If a copy of the database on the master before the update was kept, a binary diff algorithm (such as “xdelta”) could be used to compare the old and new versions of the database. This would produce a patch file which could be transferred to the slaves, and then applied - avoiding the need for specific calculations to be performed for each slave.

However, this requires a copy or snapshot to be taken on the master - which has the same problems as previously discussed. A copy or snapshot would also need to be taken on the slave, since a patch from xdelta couldn’t safely be applied to a live database.

Serve database from master to slaves over NFS

NFS allows a section of a filesystem to be exported to a remote host. Xapian is quite capable of searching a database which is exported in such a manner, and thus NFS can be used to quickly and easily share a database from the master to multiple slaves.

A reasonable setup might be to use a powerful machine with a fast disk as the master, and use that same machine as an NFS server. Then, multiple slaves can connect to that NFS server for searching the database. This setup is quite convenient, because it separates the indexing workload from the search workload to a reasonable extent, but may lead to performance problems.

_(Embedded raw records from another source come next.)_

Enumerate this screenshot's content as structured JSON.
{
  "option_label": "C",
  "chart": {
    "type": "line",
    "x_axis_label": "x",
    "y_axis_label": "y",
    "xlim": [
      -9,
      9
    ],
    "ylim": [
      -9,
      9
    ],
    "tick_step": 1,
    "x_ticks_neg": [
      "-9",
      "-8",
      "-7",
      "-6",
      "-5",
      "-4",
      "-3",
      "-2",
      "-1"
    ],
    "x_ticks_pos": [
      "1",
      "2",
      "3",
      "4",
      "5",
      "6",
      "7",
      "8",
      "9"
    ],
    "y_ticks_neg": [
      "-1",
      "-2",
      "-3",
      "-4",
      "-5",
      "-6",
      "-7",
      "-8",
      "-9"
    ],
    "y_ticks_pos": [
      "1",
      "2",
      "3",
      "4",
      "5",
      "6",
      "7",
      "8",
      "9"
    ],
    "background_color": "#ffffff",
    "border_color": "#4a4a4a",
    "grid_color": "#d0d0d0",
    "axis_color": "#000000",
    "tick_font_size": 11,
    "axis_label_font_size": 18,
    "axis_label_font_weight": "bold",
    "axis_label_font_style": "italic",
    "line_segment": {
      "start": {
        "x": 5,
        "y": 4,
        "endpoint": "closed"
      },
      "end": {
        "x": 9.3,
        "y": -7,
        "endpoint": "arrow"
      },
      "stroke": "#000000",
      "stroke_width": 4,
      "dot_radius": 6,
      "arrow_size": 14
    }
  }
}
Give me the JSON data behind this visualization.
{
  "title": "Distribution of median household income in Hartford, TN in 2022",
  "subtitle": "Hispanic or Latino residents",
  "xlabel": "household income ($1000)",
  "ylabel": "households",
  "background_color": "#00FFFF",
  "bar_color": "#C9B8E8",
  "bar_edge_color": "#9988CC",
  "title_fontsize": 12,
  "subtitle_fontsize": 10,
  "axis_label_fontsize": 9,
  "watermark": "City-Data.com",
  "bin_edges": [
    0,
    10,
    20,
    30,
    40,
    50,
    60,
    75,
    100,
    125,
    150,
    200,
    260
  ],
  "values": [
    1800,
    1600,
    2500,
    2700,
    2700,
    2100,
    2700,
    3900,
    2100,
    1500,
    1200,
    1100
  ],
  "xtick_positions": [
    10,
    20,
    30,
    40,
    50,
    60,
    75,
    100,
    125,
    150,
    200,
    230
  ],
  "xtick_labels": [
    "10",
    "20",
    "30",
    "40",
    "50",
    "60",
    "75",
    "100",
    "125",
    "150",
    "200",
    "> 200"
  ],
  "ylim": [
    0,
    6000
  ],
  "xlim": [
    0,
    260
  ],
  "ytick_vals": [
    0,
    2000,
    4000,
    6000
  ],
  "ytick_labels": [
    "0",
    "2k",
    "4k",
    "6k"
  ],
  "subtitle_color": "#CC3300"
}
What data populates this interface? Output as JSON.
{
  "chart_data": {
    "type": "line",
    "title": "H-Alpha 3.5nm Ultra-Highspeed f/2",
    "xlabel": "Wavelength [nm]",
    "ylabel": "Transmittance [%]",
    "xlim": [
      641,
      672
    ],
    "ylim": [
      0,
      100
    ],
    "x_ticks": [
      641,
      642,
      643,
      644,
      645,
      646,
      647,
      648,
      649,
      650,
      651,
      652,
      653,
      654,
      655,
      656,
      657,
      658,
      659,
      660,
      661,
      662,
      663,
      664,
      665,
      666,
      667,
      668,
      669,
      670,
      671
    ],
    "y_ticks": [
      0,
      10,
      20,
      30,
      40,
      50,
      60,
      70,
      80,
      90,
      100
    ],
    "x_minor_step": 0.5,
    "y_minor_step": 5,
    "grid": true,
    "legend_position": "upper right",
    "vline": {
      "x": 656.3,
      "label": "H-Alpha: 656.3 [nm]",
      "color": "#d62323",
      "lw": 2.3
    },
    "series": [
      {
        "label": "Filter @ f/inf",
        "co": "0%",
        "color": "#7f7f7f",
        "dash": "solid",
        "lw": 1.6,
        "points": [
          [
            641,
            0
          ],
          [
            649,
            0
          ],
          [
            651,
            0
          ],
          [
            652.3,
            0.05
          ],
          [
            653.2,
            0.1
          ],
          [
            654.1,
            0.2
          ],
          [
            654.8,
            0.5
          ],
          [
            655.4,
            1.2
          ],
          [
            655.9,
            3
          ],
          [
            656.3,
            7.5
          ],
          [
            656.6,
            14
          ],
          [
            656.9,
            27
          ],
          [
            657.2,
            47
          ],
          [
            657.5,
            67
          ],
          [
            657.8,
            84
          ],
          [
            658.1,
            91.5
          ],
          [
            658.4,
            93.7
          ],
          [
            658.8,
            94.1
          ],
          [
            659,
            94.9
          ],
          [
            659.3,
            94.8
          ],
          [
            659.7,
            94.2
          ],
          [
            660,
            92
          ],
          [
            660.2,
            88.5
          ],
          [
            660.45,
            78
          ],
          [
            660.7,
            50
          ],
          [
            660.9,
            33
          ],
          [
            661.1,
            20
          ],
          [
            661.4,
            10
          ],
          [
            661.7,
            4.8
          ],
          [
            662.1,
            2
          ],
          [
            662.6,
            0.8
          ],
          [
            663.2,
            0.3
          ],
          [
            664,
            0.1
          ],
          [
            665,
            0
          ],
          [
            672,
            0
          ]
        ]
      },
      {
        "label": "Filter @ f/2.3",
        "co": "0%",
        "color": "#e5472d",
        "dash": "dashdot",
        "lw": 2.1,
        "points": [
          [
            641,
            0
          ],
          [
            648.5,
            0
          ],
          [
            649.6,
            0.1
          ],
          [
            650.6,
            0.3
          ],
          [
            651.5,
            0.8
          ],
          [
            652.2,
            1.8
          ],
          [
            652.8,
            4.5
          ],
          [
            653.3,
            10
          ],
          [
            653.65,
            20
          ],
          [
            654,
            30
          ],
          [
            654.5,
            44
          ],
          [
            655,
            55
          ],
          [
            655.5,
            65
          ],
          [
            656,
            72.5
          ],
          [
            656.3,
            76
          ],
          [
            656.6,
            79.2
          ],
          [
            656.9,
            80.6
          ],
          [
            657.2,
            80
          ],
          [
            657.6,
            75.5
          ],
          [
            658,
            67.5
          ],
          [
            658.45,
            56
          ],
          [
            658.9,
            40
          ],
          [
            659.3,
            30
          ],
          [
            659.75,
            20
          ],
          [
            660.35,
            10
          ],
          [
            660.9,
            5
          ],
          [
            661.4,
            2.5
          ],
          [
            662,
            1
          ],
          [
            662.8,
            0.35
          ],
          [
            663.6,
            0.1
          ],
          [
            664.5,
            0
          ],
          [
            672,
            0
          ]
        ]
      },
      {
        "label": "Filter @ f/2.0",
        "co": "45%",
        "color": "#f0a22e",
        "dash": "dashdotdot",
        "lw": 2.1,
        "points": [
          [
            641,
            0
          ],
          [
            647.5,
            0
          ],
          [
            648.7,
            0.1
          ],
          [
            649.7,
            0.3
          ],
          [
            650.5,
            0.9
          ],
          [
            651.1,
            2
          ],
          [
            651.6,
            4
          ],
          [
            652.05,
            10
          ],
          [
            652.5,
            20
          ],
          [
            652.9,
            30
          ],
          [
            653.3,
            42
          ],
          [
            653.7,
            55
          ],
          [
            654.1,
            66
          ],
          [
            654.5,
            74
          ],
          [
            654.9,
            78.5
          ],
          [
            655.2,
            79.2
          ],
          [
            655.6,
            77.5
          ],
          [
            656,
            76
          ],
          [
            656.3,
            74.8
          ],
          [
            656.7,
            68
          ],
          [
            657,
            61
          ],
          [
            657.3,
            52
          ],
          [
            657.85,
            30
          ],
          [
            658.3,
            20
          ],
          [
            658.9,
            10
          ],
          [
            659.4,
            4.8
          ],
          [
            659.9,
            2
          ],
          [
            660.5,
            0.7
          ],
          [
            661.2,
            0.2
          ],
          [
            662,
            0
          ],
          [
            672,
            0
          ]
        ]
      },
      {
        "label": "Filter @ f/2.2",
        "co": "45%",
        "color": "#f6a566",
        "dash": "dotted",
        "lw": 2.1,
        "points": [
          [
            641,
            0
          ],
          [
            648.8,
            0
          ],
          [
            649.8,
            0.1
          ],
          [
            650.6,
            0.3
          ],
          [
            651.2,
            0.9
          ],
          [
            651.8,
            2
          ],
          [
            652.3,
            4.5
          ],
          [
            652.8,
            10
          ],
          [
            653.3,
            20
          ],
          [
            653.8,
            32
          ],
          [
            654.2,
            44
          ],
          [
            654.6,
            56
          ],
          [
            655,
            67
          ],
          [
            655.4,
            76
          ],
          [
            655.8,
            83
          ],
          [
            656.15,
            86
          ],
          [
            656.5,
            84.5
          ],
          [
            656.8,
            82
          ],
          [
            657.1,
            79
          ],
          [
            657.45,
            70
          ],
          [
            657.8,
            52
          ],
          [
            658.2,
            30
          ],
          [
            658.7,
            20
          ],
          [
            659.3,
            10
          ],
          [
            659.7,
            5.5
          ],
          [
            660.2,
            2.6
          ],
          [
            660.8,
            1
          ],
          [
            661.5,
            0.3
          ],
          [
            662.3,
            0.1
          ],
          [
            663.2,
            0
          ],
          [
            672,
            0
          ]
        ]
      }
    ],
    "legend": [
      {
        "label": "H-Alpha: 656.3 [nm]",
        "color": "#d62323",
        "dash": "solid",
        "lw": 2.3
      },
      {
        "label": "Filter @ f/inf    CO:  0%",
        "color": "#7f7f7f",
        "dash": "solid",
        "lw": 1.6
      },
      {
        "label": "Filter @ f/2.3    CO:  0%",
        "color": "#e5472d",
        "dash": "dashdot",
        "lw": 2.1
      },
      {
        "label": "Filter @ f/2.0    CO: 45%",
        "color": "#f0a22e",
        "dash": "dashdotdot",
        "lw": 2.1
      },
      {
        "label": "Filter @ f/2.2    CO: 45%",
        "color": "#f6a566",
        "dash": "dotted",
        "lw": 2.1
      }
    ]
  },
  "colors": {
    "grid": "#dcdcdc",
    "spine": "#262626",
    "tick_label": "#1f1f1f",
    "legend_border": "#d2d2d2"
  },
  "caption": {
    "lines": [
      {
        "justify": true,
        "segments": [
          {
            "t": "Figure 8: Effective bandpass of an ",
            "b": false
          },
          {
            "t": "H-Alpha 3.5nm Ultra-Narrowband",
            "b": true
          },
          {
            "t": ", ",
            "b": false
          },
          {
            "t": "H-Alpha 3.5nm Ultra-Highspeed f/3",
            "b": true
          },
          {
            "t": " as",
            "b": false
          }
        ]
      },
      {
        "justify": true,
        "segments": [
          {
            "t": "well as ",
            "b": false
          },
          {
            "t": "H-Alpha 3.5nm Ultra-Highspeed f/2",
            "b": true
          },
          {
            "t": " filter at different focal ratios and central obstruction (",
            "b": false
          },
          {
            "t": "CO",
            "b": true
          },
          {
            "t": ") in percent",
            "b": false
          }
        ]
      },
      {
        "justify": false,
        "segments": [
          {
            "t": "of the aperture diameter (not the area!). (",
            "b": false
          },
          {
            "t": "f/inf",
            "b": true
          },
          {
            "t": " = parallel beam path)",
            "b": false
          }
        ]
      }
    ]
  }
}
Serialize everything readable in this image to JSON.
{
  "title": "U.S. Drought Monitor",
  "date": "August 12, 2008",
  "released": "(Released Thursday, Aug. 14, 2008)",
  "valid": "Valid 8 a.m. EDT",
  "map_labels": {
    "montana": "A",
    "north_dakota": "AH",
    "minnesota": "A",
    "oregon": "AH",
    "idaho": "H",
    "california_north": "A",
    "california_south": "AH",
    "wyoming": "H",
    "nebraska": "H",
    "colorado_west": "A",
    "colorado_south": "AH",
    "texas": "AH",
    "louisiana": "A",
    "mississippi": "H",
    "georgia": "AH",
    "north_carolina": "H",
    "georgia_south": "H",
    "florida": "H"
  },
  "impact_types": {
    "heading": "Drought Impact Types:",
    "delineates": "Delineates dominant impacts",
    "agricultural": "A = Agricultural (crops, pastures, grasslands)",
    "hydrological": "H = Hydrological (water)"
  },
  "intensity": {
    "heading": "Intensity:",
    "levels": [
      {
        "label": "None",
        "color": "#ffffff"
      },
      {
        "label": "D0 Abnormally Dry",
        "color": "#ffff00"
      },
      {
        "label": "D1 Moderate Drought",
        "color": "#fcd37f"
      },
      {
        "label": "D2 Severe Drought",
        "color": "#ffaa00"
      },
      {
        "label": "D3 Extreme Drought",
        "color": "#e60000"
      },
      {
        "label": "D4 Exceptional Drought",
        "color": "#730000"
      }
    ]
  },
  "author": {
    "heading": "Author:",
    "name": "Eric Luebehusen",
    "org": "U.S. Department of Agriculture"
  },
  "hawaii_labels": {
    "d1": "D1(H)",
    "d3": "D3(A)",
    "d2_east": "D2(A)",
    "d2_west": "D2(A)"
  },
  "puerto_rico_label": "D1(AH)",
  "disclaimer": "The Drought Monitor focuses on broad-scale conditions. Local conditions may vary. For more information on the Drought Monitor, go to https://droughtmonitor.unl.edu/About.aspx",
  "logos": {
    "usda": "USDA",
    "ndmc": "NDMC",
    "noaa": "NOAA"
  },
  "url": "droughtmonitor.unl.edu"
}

There are two main problems which are likely to be encountered. Firstly, in order to work efficiently, NFS clients (or the OS filesystem layer above NFS) cache information read from the remote file system in memory. If there is insufficient memory available to cache the whole database in memory, searches will occasionally need to access parts of the database which are held only on the master server. Such searches will take a long time to complete, because the round-trip time for an access to a disk block on the master is typically a lot slower than the round-trip time for access to a local disk. Additionally, if the local network experiences problems, or the master server fails (or gets overloaded due to all the search requests), the searches will be unable to be completed.

Also, when a file is modified, the NFS protocol has no way of indicating that only a small set of blocks in the file have been modified. The caching is all implemented by NFS clients, which can do little other than check the file modification time periodically, and invalidate all cached blocks for the file if the modification time has changed. For the Linux client, the time between checks can be configured by setting the acregmin and acregmax mount options, but whatever these are set to, the whole file will be dropped from the cache when any modification is found.

This means that, after every update to the database on the master, searches on the slaves will have to fetch all the blocks required for their search across the network, which will likely result in extremely slow search times until the cache on the slaves gets populated properly again.

Use the “remote database backend” facility

Xapian has supported a “remote” database backend since the very early days of the project. This allows a search to be run against a database on a remote machine, which may seem to be exactly what we want. However, the “remote” database backend works by performing most of the work for a search on the remote end - in the situation we’re concerned with, this would mean that most of the work was performed on the master, while slaves remain largely idle.

The “remote” database backend is intended to allow a large database to be split, at the document level, between multiple hosts. This allows systems to be built which search a very large database with some degree of parallelism (and thus provide faster individual searches than a system searching a single database locally). In contrast, the database replication protocol is intended to allow a database to be copied to multiple machines to support a high concurrent search load (and thus to allow a higher throughput of searches).

In some cases (i.e., a very large database and a high concurrent search load) it may be perfectly reasonable to use both the database replication protocol in conjunction with the “remote” database backend to get both of these advantages - the two systems solve different problems.